Obrigada por fumar, mamãe!

Uma criança de no máximo três anos caminhava perto de mim enquanto eu esperava o ônibus em frente à antiga sede da Unisinos, em São Leopoldo. Era uma menina de cabelos loiros, pele clara, olhos envolventes, apesar de pequenos. Logo atrás da menina estava sua mãe. À frente da sua mãe, a amiga da sua mãe; elas discutiam sobre algum problema de relacionamento humano. Possivelmente amoroso. Pelo pouco que entendi, a amiga da mãe da menina de cabelos loiros e pele clara que caminhava perto de mim enquanto eu esperava o ônibus, havia saído de um apartamento que habitava com outra pessoa por ter rompido um namoro de anos.

Mas a discussão girava em torno do fato da amiga da mãe da menina de cabelos loiros e pele clara que caminhava perto de mim enquanto eu esperava o ônibus, desejar habitar o mesmo apartamento que, naquele instante, seu ex-namorado ocupava.
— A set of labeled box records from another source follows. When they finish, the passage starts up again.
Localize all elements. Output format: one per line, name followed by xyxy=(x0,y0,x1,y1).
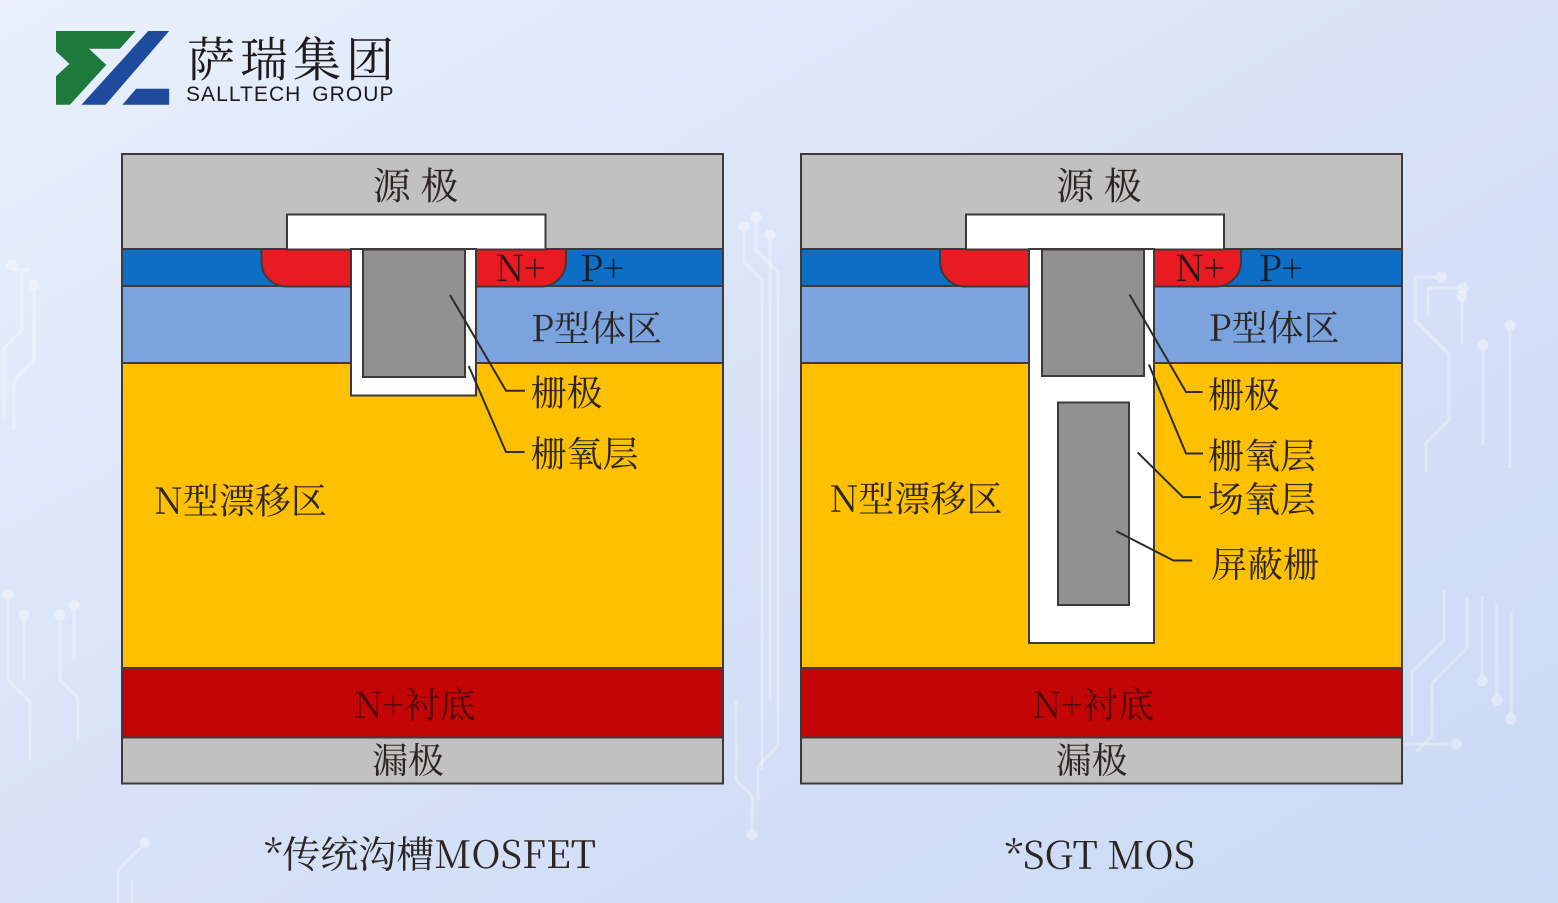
svg-text:SALLTECH GROUP: SALLTECH GROUP xyxy=(186,83,395,106)
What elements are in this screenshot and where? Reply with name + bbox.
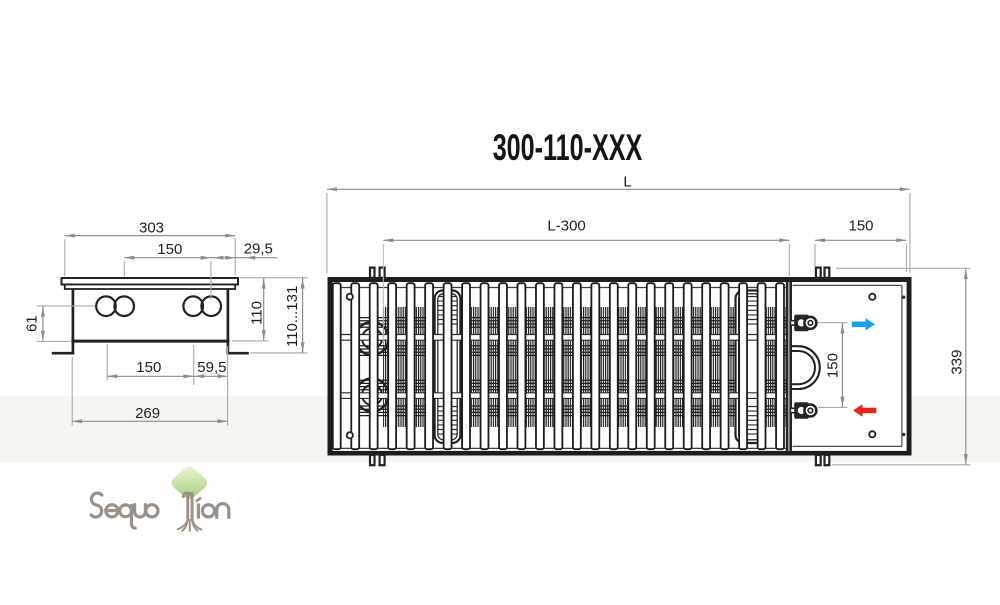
svg-text:L: L <box>623 173 631 190</box>
svg-text:L-300: L-300 <box>547 217 585 234</box>
svg-text:59,5: 59,5 <box>197 359 226 376</box>
svg-text:61: 61 <box>24 315 41 332</box>
svg-text:150: 150 <box>824 353 841 378</box>
svg-text:110...131: 110...131 <box>284 286 301 347</box>
svg-text:110: 110 <box>249 301 266 325</box>
svg-text:339: 339 <box>949 350 966 375</box>
svg-text:150: 150 <box>157 241 182 258</box>
svg-text:269: 269 <box>135 405 160 422</box>
svg-text:150: 150 <box>136 359 161 376</box>
svg-text:303: 303 <box>139 219 164 236</box>
svg-text:29,5: 29,5 <box>244 241 273 258</box>
svg-text:300-110-XXX: 300-110-XXX <box>493 126 643 168</box>
svg-text:150: 150 <box>848 217 873 234</box>
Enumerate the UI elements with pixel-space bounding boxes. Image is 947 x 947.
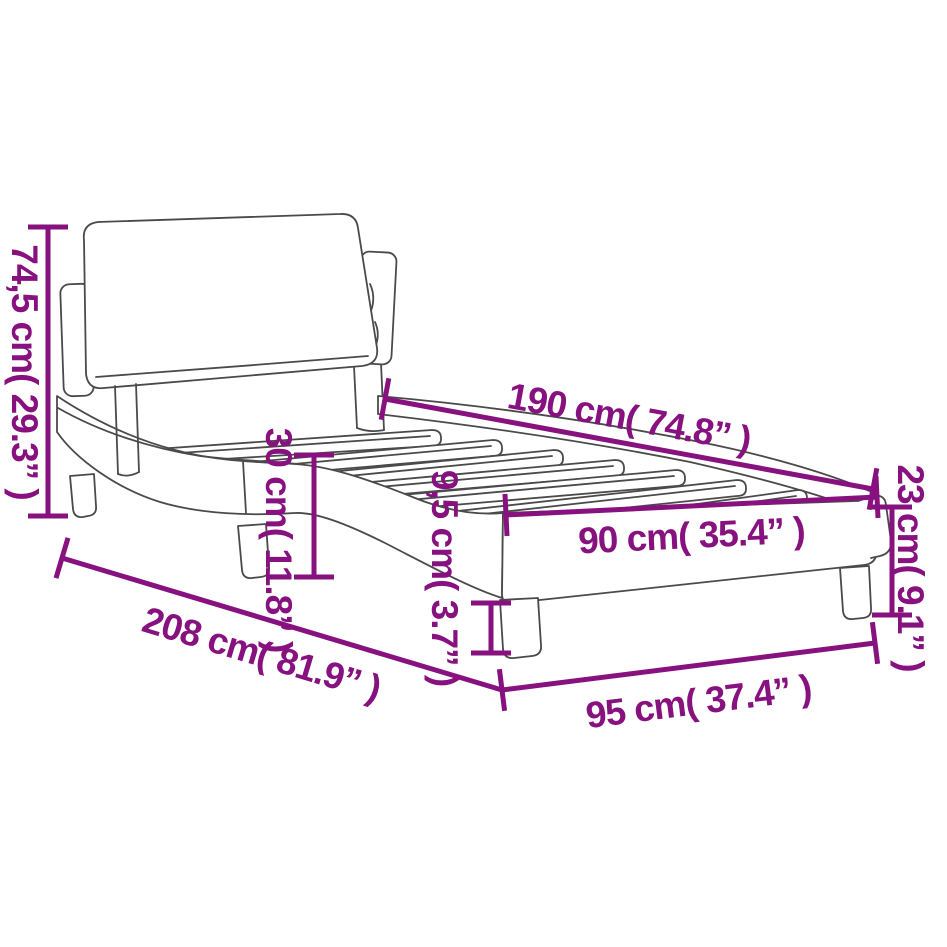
leg-foot-right	[840, 566, 871, 619]
dimension-label-headboard-height: 74,5 cm( 29.3” )	[4, 244, 45, 499]
dimension-label-frame-height: 30 cm( 11.8” )	[258, 428, 299, 653]
headboard-panel	[84, 214, 377, 388]
leg-foot-left	[500, 598, 541, 658]
leg-headboard	[70, 474, 96, 517]
dimension-diagram: 74,5 cm( 29.3” ) 190 cm( 74.8” ) 30 cm( …	[0, 0, 947, 947]
dimension-label-slat-height: 9,5 cm( 3.7” )	[424, 470, 465, 686]
dimension-label-foot-height: 23 cm( 9.1” )	[890, 464, 931, 671]
bed-diagram-svg: 74,5 cm( 29.3” ) 190 cm( 74.8” ) 30 cm( …	[0, 0, 947, 947]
Ela parecia agitada, transtornada, queria porque queria voltar para o apartamento, mas com a condição de que seu ex-namorado fosse embora da sua vida, da sua cama e do seu lavabo.

Fingindo que entendia toda aquela situação embaraçosa, notei que a mãe da menina de cabelos loiros tragava, na mais tranqüila paz, um cigarro. Não se dando conta que estava oferecendo fumo passivo a sua filha, ela tragava, tragava, tragava, tragava, tragava, tragava… até o fumo terminar. De repente, sua filha, a menina de cabelos loiros e pele clara que caminhava perto de mim enquanto eu esperava o ônibus, sussurra algo como: “Bushuá”. A fumante ativa agacha-se na tentativa de entender o que a pequena fumante passiva falava. Então, o diálogo:

- O que foi minha filhinha?

- Bushuá!! - Desta vez a pequena fumante passiva falava mais alto. Mas a mãe continuava a não entender. A mãe fumante apenas olhava, de maneira mais próxima, a pequena fumante, e numa última gota de compreensão, ela escuta:

- Bushuááááá - repete, enfaticamente a filha, a pequena fumante passiva, que parecia soltar sílabas de desespero.

A mãe desiste de compreender qualquer palavra que a pequena tentava discorrer. Volta-se para a amiga que queria retornar ao apartamento que tinha como patrimônio, mas que o seu ex-namorado persistia em ocupar. A mãe fumante apenas solta uma breve frase, denotando sinais de irritação:

- Mande ele sair de lá - (pausa para uma tragada) - Aquele lugar é teu, ele tem que se ligar!

Agora a menina de cabelos loiros e pele clara se aproximava de mim, com um sorriso estampado na sua pequena e adorável face. Via-se que era uma criança linda, formidavelmente linda. No entanto, o seu momento de beleza eterna pareceu acabar quando a amiga da mãe fumante ativa pegou a pequena fumante passiva no colo, e disse:

- Mamãe foi comprar uma coisa e já volta, tá?

Mamãe realmente fora comprar algo. Mamãe havia adquirido um novo e revigorante maço de cigarros. Estava pronta para mais fumaça! De repente, a menina de cabelos loiros e pele clara que caminhava perto de mim enquanto eu esperava o ônibus, apenas viu meu transporte coletivo chegar. Embarquei e, ainda concentrado na cena, reparei que a pequena fumante passiva, com uma derradeira fitada em minha direção, exclamou em pensamento o significado da palavra “Bushuá”. Eram, na verdade, algumas frases:

- Obrigada por fumar, mamãe. Obrigada por passar fumo aos meus pulmões, mamãe! Estou adorando sentir o gosto de toda essa fumaça, mamãe!

E assim o planeta continuava a sua rotação. E o tempo persistia em correr na direção do mais absoluto nada. Enquanto eu embarcava no ônibus, não penas uma criança fumava de forma passiva em nossa gloriosa terra urbanizada por épicas civilizações elementares. Mas eu, Luan Iglesias, seguia minha vida, seguia para o meu trabalho, cegando-me para um cotidiano invariavelmente comum. Estava apenas sendo normal, e humanamente inútil.